When my first marriage broke up, I was genuinely unhappy. I felt bad that I had failed as a husband, and discovered loneliness sitting on my own in a new small house. At the time, I dealt with that by using denial, and felt sure we would get back together.

Some years later, I was divorced again, and living in a rented flat a long way from the parts of London that I knew well. Coming home after an exhausting shift on the ambulances, I had nobody to talk to, and sat in that cold, damp flat feeling very unhappy. I dealt with that the second time by drinking a great deal of red wine, and seeking oblivion.

I had to rethink though. Was I genuinely unhappy, or was I just feeling sorry for myself? Was ‘unhappy’ just a convenient word for a different feeling?

Now with the accrued life knowledge of 70 years, I have come to a conclusion. I have been unhappy for others, which is probably better called sympathy or empathy, depending on the circumstances. I have been miffed about something, fed up with something else, and have definitely felt sorry for myself on numerous occasions.

The good news though is that I have never been truly unhappy.

An Alphabet Of my Life: S

S=Science

This S is about the applications of science in my lifetime. Things that were unimaginable when I was born are commonplace now. Some of those are materials; things like Teflon, Polyurethane, Velcro, Waterproof Fabrics, Memory Foam, Polyester. They have provided advances in comfort, ease of use, preserving and cooking food, and in safety wear for those working outside. Unfortunately, they have also contributed to landfill, the pollution of the oceans, and even microparticle contamination of human bodies.

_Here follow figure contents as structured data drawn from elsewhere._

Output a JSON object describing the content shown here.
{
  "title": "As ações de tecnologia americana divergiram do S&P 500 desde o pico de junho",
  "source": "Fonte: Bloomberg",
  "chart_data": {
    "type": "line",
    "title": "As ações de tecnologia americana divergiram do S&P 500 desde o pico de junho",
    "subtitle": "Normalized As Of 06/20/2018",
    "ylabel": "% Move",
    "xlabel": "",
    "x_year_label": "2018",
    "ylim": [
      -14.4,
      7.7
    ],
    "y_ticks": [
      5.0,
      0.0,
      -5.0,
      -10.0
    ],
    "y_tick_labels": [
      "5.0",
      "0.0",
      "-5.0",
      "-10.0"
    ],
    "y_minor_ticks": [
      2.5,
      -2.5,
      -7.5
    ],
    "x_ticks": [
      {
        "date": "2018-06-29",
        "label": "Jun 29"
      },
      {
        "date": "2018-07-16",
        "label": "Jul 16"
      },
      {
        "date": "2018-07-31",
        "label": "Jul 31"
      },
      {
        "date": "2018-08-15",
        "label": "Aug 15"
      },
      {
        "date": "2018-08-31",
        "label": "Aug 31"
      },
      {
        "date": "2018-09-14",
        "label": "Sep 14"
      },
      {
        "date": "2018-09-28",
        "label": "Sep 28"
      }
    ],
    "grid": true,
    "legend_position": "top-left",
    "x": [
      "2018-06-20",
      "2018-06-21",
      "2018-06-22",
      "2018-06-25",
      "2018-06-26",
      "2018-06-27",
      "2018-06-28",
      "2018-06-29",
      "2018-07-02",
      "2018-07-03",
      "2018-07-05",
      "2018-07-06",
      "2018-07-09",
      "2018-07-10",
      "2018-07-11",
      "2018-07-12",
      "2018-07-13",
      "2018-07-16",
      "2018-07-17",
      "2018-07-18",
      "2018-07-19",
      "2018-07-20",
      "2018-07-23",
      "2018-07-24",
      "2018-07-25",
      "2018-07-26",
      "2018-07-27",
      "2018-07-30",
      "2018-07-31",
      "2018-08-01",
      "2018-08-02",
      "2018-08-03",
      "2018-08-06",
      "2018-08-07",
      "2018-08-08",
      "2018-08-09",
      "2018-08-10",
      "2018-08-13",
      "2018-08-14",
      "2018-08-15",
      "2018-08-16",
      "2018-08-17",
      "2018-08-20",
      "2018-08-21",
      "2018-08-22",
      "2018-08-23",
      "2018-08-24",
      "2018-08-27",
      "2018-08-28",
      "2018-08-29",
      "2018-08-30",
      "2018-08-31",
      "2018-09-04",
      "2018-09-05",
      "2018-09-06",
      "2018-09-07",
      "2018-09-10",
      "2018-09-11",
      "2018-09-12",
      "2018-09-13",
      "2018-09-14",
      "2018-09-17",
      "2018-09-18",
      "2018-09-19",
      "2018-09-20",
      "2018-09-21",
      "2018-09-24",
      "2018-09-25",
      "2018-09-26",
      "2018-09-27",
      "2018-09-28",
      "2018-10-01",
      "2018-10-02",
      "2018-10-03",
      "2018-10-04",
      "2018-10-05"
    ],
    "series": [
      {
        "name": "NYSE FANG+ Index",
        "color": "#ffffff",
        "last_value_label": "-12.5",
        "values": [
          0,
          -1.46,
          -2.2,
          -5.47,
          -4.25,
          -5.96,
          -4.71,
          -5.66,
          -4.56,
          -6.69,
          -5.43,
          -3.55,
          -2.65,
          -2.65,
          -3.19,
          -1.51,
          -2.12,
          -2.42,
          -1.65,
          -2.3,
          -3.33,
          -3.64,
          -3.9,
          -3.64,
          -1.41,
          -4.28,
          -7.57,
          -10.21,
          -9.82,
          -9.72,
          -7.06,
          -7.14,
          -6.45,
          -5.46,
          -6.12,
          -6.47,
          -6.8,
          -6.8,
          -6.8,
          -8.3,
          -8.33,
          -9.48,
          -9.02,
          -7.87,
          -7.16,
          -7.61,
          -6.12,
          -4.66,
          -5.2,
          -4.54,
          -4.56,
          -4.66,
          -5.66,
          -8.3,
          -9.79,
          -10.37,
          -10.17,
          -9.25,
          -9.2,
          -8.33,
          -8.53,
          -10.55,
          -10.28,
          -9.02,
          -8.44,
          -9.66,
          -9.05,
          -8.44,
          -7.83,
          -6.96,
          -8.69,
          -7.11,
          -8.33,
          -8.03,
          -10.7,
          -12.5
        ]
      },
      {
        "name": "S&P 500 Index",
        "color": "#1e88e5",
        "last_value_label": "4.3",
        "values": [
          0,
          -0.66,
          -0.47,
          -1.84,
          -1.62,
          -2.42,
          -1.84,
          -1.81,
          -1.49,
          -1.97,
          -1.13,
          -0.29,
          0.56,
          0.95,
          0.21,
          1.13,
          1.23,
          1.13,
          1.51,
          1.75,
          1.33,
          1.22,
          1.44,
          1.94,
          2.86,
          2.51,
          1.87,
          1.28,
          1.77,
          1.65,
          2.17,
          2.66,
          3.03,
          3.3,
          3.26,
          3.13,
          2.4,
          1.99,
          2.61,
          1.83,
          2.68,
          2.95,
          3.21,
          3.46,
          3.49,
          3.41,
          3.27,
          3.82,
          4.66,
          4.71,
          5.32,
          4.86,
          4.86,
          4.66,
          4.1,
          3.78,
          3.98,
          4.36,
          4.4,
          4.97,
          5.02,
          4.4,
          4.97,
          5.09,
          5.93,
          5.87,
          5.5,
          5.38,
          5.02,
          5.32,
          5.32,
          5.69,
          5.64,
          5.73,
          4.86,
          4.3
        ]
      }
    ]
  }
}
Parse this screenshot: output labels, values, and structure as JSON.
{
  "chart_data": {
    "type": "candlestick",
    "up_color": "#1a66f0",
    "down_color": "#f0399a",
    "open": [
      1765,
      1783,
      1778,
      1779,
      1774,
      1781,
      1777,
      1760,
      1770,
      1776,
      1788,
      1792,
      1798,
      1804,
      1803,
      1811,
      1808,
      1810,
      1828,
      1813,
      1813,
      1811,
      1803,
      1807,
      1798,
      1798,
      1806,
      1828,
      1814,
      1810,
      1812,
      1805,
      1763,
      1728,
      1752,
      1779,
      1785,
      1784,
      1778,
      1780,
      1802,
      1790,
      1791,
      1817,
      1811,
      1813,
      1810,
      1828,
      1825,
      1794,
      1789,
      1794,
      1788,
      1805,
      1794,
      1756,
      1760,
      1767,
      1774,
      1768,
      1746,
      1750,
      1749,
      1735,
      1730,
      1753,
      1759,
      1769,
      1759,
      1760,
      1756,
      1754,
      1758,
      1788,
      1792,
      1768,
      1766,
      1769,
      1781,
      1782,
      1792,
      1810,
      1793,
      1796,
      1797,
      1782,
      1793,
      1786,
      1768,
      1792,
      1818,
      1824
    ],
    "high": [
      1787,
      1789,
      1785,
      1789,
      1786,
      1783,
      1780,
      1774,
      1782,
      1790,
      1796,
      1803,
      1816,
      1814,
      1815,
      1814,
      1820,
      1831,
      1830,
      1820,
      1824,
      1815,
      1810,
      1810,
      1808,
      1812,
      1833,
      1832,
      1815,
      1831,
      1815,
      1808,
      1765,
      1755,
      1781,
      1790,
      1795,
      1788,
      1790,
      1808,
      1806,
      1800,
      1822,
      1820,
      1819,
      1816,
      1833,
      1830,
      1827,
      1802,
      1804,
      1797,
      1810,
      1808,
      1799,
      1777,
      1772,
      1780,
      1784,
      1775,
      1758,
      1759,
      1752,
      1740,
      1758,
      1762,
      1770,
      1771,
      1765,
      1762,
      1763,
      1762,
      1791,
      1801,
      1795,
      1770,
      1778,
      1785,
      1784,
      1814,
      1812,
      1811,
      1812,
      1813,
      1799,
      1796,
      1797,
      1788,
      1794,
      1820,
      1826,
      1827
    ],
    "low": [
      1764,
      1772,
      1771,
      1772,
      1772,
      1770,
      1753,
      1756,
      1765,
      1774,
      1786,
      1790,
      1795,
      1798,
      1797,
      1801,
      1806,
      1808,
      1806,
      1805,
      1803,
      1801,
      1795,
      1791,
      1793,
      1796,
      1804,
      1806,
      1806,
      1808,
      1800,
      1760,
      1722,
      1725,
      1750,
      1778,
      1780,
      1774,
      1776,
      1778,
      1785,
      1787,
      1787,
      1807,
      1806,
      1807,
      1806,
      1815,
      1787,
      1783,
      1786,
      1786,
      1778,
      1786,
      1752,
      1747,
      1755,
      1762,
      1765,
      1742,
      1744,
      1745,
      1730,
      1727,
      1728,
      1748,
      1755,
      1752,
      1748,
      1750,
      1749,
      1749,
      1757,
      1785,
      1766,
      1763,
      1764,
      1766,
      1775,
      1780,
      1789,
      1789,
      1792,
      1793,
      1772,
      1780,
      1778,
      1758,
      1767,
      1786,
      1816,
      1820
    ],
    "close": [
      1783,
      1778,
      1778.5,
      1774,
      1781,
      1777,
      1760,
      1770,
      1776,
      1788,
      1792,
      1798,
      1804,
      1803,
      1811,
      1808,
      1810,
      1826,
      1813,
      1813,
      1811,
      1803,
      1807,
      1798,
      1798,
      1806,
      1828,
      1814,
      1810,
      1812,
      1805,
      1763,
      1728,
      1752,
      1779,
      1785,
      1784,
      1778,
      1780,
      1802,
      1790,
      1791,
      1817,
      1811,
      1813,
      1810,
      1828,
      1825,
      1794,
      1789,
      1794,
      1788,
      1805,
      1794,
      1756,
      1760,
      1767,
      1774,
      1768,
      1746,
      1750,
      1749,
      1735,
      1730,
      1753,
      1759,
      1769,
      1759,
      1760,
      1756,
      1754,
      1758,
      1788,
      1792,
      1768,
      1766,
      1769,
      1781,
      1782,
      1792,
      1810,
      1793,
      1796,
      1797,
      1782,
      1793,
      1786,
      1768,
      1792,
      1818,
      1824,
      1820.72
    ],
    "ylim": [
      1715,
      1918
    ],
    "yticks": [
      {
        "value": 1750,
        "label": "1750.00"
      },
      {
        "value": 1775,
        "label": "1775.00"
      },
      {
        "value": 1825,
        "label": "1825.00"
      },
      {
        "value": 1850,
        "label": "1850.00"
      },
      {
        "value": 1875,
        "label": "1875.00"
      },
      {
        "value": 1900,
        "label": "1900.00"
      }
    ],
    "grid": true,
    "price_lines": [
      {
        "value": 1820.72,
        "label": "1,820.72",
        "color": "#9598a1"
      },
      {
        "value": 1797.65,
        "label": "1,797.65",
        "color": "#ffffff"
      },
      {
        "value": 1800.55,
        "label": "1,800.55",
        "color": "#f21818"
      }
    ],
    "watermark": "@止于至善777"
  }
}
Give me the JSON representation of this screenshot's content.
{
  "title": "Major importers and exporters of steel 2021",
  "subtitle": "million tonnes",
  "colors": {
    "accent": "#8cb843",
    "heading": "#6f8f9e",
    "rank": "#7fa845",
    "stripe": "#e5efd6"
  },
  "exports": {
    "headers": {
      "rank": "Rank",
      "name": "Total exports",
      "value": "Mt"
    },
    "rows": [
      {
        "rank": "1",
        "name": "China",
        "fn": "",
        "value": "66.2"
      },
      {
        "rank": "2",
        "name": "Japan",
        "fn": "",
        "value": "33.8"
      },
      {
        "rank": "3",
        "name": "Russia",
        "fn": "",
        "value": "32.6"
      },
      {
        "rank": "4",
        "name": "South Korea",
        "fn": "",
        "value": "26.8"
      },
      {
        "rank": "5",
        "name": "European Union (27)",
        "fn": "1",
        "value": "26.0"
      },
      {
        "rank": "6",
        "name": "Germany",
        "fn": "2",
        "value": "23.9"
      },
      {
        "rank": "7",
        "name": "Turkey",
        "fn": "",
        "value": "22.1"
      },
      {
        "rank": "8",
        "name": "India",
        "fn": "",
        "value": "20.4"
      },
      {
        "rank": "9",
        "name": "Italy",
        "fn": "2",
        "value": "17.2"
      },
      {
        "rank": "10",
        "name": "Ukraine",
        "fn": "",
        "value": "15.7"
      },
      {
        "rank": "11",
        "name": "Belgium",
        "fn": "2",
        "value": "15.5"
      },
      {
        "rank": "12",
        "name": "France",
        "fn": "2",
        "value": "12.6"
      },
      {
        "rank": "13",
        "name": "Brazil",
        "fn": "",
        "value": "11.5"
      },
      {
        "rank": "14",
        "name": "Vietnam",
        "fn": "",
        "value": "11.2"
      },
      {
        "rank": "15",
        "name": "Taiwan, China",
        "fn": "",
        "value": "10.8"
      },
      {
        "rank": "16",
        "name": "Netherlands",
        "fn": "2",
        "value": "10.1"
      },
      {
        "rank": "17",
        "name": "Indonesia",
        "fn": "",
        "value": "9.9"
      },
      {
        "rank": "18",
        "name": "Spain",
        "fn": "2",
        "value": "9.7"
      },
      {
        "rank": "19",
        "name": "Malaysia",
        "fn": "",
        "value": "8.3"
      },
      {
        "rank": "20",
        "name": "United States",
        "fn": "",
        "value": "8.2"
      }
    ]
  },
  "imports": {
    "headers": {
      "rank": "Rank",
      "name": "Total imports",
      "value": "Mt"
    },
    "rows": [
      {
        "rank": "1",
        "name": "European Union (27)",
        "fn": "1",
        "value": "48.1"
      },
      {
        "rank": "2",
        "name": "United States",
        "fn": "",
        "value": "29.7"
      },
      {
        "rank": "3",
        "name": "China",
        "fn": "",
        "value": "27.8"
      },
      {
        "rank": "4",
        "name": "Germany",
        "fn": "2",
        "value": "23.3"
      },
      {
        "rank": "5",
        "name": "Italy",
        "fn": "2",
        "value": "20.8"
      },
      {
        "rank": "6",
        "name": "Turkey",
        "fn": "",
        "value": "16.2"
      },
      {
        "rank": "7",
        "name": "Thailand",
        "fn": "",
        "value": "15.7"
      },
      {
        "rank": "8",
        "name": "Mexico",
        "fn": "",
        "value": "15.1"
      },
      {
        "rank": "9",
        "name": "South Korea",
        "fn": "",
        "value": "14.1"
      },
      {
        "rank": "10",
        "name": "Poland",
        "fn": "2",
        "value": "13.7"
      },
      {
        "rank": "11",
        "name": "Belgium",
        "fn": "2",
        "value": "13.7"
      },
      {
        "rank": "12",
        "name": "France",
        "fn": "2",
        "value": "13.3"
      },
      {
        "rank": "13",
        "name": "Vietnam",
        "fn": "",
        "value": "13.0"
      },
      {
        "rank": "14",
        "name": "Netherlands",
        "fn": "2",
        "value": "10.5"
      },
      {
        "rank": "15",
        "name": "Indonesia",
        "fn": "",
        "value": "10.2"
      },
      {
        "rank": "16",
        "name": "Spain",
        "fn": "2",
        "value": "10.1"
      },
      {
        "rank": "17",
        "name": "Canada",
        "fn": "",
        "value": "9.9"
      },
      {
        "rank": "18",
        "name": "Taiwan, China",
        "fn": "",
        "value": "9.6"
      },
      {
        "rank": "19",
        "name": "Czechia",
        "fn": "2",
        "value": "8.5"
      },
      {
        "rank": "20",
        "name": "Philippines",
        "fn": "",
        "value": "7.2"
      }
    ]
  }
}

Everything we invent comes with a price, it seems.

Medical science has exceeded all expectations since my birth in 1952. Birth control, In Vitro Fertilisation, Open-Heart Surgery, Genetics, DNA, Artificial Valves, Pacemakers, Organ Transplantation, and Micro-Surgery. The eqipment and expertise to care for a premature baby that would previously have died. Drugs to control Diabetes, Epilepsy, and many other life-changing or life-threatening conditions. Add to that the advances in Scanning, Medical Lasers, the ability to operate on babies in the womb, and an adult from 1952 would find it hard to comprehend the amazing possibilities 70 years later.

Life expectancy has extended significantly since I was born. Average life expectancy in 1952 in Britain (male and female lifespans combined) was 69.17 years. 70 years later, it is now 81.65 years. That has brought with it a huge number of problems. The increase in elderly people with Dementia. The problems of caring for the elderly and disabled in their own homes, or in dedicated old people’s homes. Hospitals full of old people who cannot be easily discharged after breaking bones or having major surgery. The cost of paying pensions to so many more people who lived much longer than expected, and the reduced birth rate failing to supply enough working people to pay the National Insurance and Taxation required to fund such an ageing population.

Back to everything we invent coming with a price.

There are other scientific achievements in my lifetime that were less desirable.

Atom bombs were replaced by nuclear bombs, and those in turn replaced by thermo-nuclear bombs. Military weapons became more advanced, and the ability to kill more people from a greater distance is the darker side of ‘progress’ during the last 70 years.